Sólo me queda la deshonra de haber permitido la pérdida de mi reino, triste final el que tuvieron los godos en las hermosas tierras de Hispania.

Rodrigo, último rey visigodo, 710-711

El fin del reino visigodo

En la historia del último rey de los godos se entrevelan toda suerte de aspectos fidedignos y legendarios. Es sumamente difícil abordar los acontecimientos que jalonaron los últimos diecisiete meses oficiales del reino visigodo. Éste fue el tiempo que tuvo Rodrigo para gobernar de forma recta y justa a un pueblo sometido a las inclemencias de tanto desbarajuste regio acumulado en los momentos finales de aquella epopeya.

Después de la pequeña guerra civil entre los partidarios de Witiza y los de Rodrigo, éste fue proclamado y ungido el 1 de marzo del año 710. Los vencidos acataron la nueva situación, pero muchos huyeron buscando refugio y venganza en las zonas marginales del reino; es el caso del hermano de Witiza, Oppas, obispo de Sevilla, que, junto a Sisberto, antiguo opositor a la monarquía, buscaron ayuda en la plaza de Ceuta. Allí se encontraba el conde Julián, personaje oscuro al que se han atribuido diversas procedencias: unos piensan que era el antiguo gobernador bizantino de la ciudad (Cartago había caído en manos musulmanas en el 698 y puede ser que Ceuta se quedara como último reducto de los de Bizancio), otros lo sitúan entre los bereberes, aunque la gran mayoría se inclina por la tesis de un Julián godo pariente de Witiza y custodio del puntal sur visigodo que servía de tope al empuje del joven Imperio Musulmán.

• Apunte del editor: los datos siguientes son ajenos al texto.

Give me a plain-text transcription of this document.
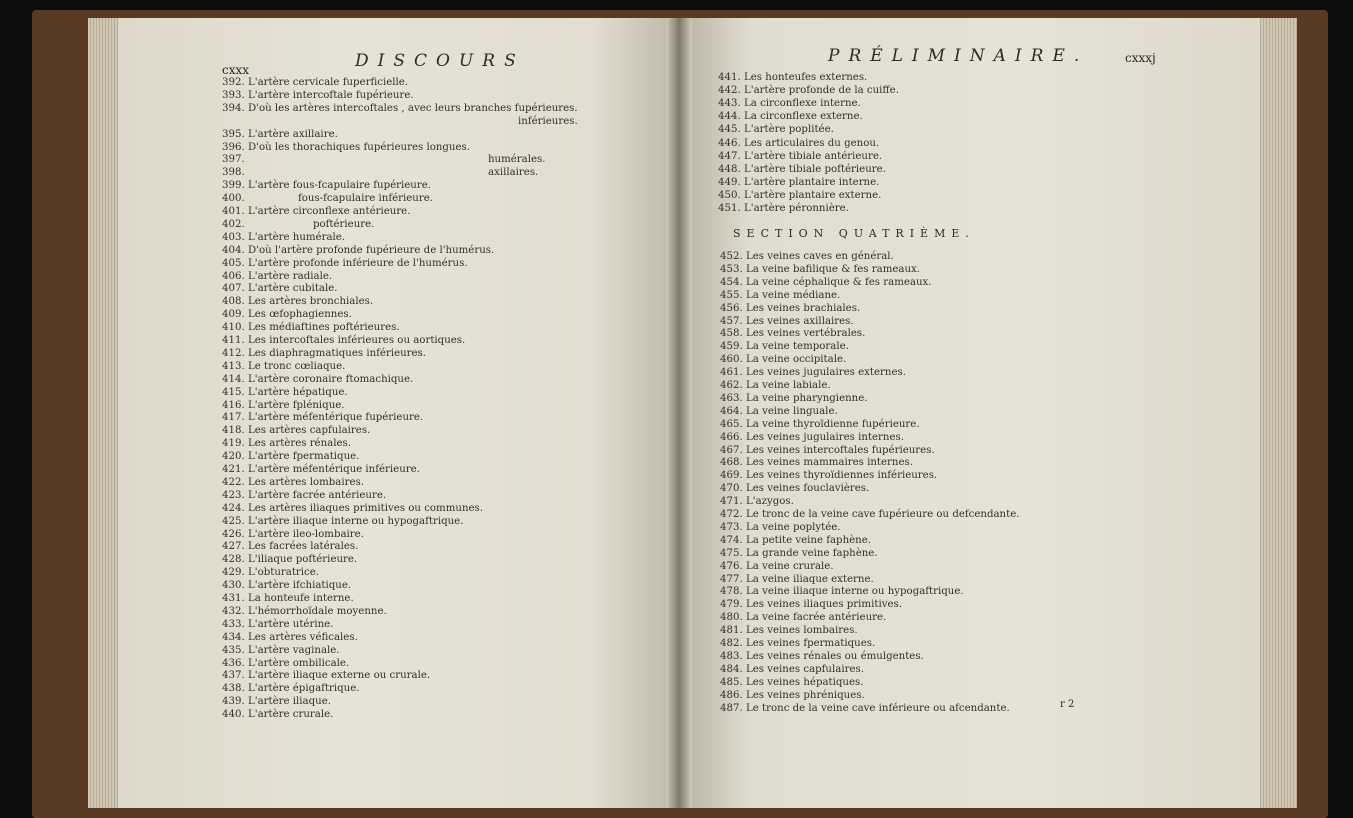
cxxx	DISCOURS	PRÉLIMINAIRE.	cxxxj
392. L'artère cervicale fuperficielle.
393. L'artère intercoftale fupérieure.
394. D'où les artères intercoftales , avec leurs branches fupérieures.
inférieures.
395. L'artère axillaire.
396. D'où les thorachiques fupérieures longues.
397.	humérales.
398.	axillaires.
399. L'artère fous-fcapulaire fupérieure.
400.	fous-fcapulaire inférieure.
401. L'artère circonflexe antérieure.
402.	poftérieure.
403. L'artère humérale.
404. D'où l'artère profonde fupérieure de l'humérus.
405. L'artère profonde inférieure de l'humérus.
406. L'artère radiale.
407. L'artère cubitale.
408. Les artères bronchiales.
409. Les œfophagiennes.
410. Les médiaftines poftérieures.
411. Les intercoftales inférieures ou aortiques.
412. Les diaphragmatiques inférieures.
413. Le tronc cœliaque.
414. L'artère coronaire ftomachique.
415. L'artère hépatique.
416. L'artère fplénique.
417. L'artère méfentérique fupérieure.
418. Les artères capfulaires.
419. Les artères rénales.
420. L'artère fpermatique.
421. L'artère méfentérique inférieure.
422. Les artères lombaires.
423. L'artère facrée antérieure.
424. Les artères iliaques primitives ou communes.
425. L'artère iliaque interne ou hypogaftrique.
426. L'artère ileo-lombaire.
427. Les facrées latérales.
428. L'iliaque poftérieure.
429. L'obturatrice.
430. L'artère ifchiatique.
431. La honteufe interne.
432. L'hémorrhoïdale moyenne.
433. L'artère utérine.
434. Les artères véficales.
435. L'artère vaginale.
436. L'artère ombilicale.
437. L'artère iliaque externe ou crurale.
438. L'artère épigaftrique.
439. L'artère iliaque.
440. L'artère crurale.
441. Les honteufes externes.
442. L'artère profonde de la cuiffe.
443. La circonflexe interne.
444. La circonflexe externe.
445. L'artère poplitée.
446. Les articulaires du genou.
447. L'artère tibiale antérieure.
448. L'artère tibiale poftérieure.
449. L'artère plantaire interne.
450. L'artère plantaire externe.
451. L'artère péronnière.
SECTION QUATRIÈME.
452. Les veines caves en général.
453. La veine bafilique & fes rameaux.
454. La veine céphalique & fes rameaux.
455. La veine médiane.
456. Les veines brachiales.
457. Les veines axillaires.
458. Les veines vertébrales.
459. La veine temporale.
460. La veine occipitale.
461. Les veines jugulaires externes.
462. La veine labiale.
463. La veine pharyngienne.
464. La veine linguale.
465. La veine thyroïdienne fupérieure.
466. Les veines jugulaires internes.
467. Les veines intercoftales fupérieures.
468. Les veines mammaires internes.
469. Les veines thyroïdiennes inférieures.
470. Les veines fouclavières.
471. L'azygos.
472. Le tronc de la veine cave fupérieure ou defcendante.
473. La veine poplytée.
474. La petite veine faphène.
475. La grande veine faphène.
476. La veine crurale.
477. La veine iliaque externe.
478. La veine iliaque interne ou hypogaftrique.
479. Les veines iliaques primitives.
480. La veine facrée antérieure.
481. Les veines lombaires.
482. Les veines fpermatiques.
483. Les veines rénales ou émulgentes.
484. Les veines capfulaires.
485. Les veines hépatiques.
486. Les veines phréniques.
487. Le tronc de la veine cave inférieure ou afcendante.	r 2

Los árabes llevaban casi un siglo de campaña. El impulso inicial alentado por Mahoma había provocado una marea de alto calibre, tropas árabes y aliadas se extendían como la pólvora por diferentes latitudes. El vertiginoso ataque cubrió con banderas de media luna muchos miles de kilómetros, incluyendo la totalidad norteña de África. Es lógico pensar que la debilitada Hispania sólo fuera un punto más que ocupar para los enérgicos musulmanes.

La leyenda nos habla con insistencia de un Rodrigo o Roderico —de las dos formas se puede llamar—, pecador pertinaz, obsesionado por el poder y los placeres, y en ese sentido son varias las narraciones fabuladas que convergen ante el personaje histórico. En una de esas crónicas conocemos cómo el ambicioso Rodrigo se encamina junto a sus caballeros hacia un supuesto palacio de Hércules que se encontraba en Toledo. El lugar se inscribía en la rancia tradición visigótica pero nada se sabía sobre lo que contenía el recinto, ya que la costumbre ordenaba que cada nuevo monarca colocara un candado en la puerta del palacio a fin de evitar tentaciones. Rodrigo, desatendiendo consejos que impidieran seguir fomentando su curiosidad, ordenó descerrajar los herrumbrosos candados para posteriormente entrar en el enigmático lugar. La sorpresa vino cuando Rodrigo y los suyos comprobaron asombrados que tanto misterio no se sostenía sobre ningún argumento tangible, pues no había belleza que contemplar, ni tesoros que tomar. Únicamente se percataron de la existencia de un arcón que, una vez abierto, mostró su contenido: una pieza de tela que Rodrigo desplegó con cuidado para mirar con temor lo que en ella se adivinaba. La visión ofrecida por el tapiz enseñaba a unos guerreros vestidos y armados a la usanza musulmana; debajo de las imágenes había un texto en el que se advertía que la violación del cofre supondría la invasión del reino a cargo de personajes como los representados en el lienzo. La lectura provocó murmullos y exclamaciones entre los acompañantes de Rodrigo que, tras una pequeña reunión, decidieron salir con paso ligero del palacete, cerrándolo a cal y canto, para no volver jamás, después de haber pedido perdón por la osadía morbosa que tan nefastamente había roto la tradición goda.